The Council previously thought probation meant HCFA was automatically barred from receiving funds from the UC’s finance committee. Operating under this belief, members voted down a measure that would have prevented the religious group from receiving any Council funding last week.

Atkins said in an interview Monday night he plans to bring forward legislation barring HCFA from receiving all UC funding at a finance committee policy meeting slated to be held Wednesday evening.

“Why the OSL is deciding not to follow [the probationary UC funding ban] in this case I don’t know, I think they certainly should be,” Atkins said. “I think absent their action on this, what we should be doing is we should be trying to make sure [HCFA is] not being funded until they leave administrative probation.”

In an emailed statement Monday, Associate Dean of Student Engagement Alexander R. Miller declined to comment on the specifics of HCFA’s probation.

“We are working closely with the leadership of HCFA to ensure that they are in compliance with all of Harvard’s policies with respect to recognized student organizations,” he wrote. “While we will not discuss specific details regarding discipline of students or organizations, we look forward to continuing our work and dialogue with HCFA.”

Miller did not answer a question asking whether Christian Union is correct in asserting HCFA has not lost room booking or student outreach privileges as a result of its probation.

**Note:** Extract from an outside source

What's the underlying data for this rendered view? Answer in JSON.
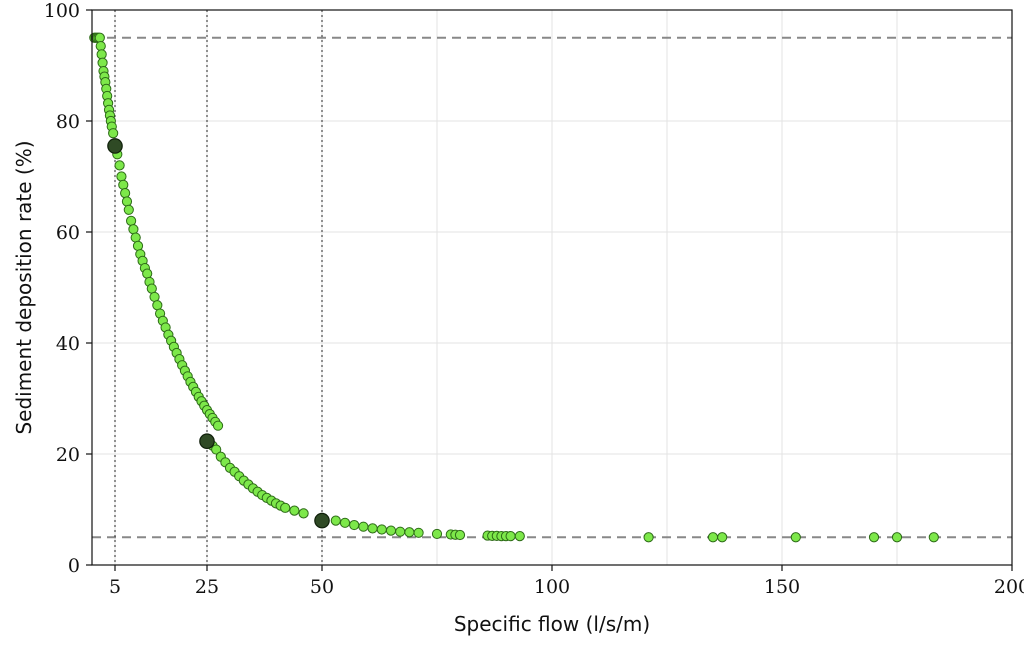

Christian Union representatives did not respond to a request for comment.

The Office of Student Life website currently defines the consequences of probation only for recognized student organizations who have failed to complete the mandatory annual renewal of their College recognition. The office places those groups on semester-long probation and revokes privileges including the ability to reserve campus spaces and receive funding from the UC and College offices, according to the website.

Administrators previously told HCFA leadership that the religious group was the first-ever campus organization to be placed on "administrative probation."

Harvard’s decision to put HCFA on probation came after the Office found that HCFA had behaved in a manner “grossly inconsistent” with College guidelines for recognized groups, Harvard spokesperson Aaron M. Goldman wrote in an email last month. College spokesperson Rachael Dane previously said HCFA will need to sever ties with Christian Union in order to regain recognized status.

The Office of Student Life “was alerted to a situation in December” regarding HCFA and has been “reviewing” the organization ever since, Goldman wrote in the Feb. 2018 statement.

HCFA’s co-presidents Scott Ely ’18 and Molly L. Richmond ’18 did not respond to a request for comment.

In earlier statements, Ely and Richmond maintained HCFA never fell out of compliance with Harvard’s non-discrimination guidelines.

“We reject any notion that we discriminate on the basis of sexual orientation in our fellowship,” the co-presidents wrote in an email in February. “Broadly speaking, the student in this case was removed because of an irreconcilable theological disagreement pertaining to our character standards.”

On its website, Christian Union called the probation “an unfortunate action” taken against “one of the most popular student organizations on campus.” With roughly 200 members, HCFA is the largest Christian fellowship at Harvard.